Fail Alsynov heads a group that promotes Bashkir language, culture, and equal rights for Bashkirs.
Fail Alsynov heads a group that promotes Bashkir language, culture, and equal rights for Bashkirs.

UFA, Russia -- A court in Russia's Republic of Bashkortostan has postponed the trial of a prominent local activist, Fail Alsynov, after a court-appointed Bashkir-Russian interpreter was unable to properly translate the hearing.

The preliminary hearing on November 20 lasted until 10 p.m. because translator Firdausa Gazizova was very slow and, according to the defense, was misinterpreting the judge's questions and the defendant's answers.

The halting hearing and the postponement underscored hurdles and tension in regions where the first language of large portions of the population is their native tongue rather than Russian.

Judge Tatyana Mukhina, an ethnic Russian, rejected the defense request to use its own interpreter.

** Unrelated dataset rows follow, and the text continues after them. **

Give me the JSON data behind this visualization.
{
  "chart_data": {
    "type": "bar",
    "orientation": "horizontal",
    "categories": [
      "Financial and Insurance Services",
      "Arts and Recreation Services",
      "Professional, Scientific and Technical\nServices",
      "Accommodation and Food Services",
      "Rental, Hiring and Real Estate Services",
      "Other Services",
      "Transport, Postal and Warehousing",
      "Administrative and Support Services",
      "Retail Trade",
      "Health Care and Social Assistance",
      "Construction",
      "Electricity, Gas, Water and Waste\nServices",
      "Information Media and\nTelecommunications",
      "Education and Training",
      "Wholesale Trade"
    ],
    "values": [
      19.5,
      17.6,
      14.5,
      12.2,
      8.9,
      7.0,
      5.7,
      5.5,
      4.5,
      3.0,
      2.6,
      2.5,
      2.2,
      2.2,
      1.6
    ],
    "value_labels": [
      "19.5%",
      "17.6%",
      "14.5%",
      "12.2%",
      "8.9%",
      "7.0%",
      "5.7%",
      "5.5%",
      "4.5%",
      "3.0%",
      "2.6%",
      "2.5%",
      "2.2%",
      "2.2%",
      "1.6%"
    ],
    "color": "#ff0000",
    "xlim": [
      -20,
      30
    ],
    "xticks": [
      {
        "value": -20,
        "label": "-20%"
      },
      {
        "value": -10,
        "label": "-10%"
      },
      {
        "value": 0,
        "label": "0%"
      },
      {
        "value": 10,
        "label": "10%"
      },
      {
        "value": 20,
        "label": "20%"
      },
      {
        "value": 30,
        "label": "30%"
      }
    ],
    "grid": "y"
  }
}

But after the hearing dragged on long after dark, she adjourned the trial until November 22.

Alsynov, the leader of the cultural organization Bashqort, is charged with organizing an unsanctioned public gathering in late September in the village of Temas, where local residents clashed with seasonal workers from the Chechnya region.

Alsynov -- whose organization promotes Bashkir language, culture, and equal rights for Bashkirs -- demanded the trial be held in his native Bashkir language, saying that his Russian was not good enough.

All Alsynov's statements and speeches at the public gathering in question were in Bashkir, not Russian.

Tension over language has increased in the past year or so in Russia's so-called "ethnic" regions, where indigenous groups make up a large portion of the population.

President Vladimir Putin said in July 2017 that children in these regions must not be forced to learn languages that are not their mother tongues, and ordered prosecutors to determine whether that was taking place.

That led to moves by officials to abolish mandatory indigenous-language classes in the regions.

The move caused an outcry in Bashkortostan and other regions where local languages have official status alongside Russian.

About one-third of Bashkortostan's 4 million residents are Bashkir, while 39 percent are ethnic Russians and 25 percent are Tatars.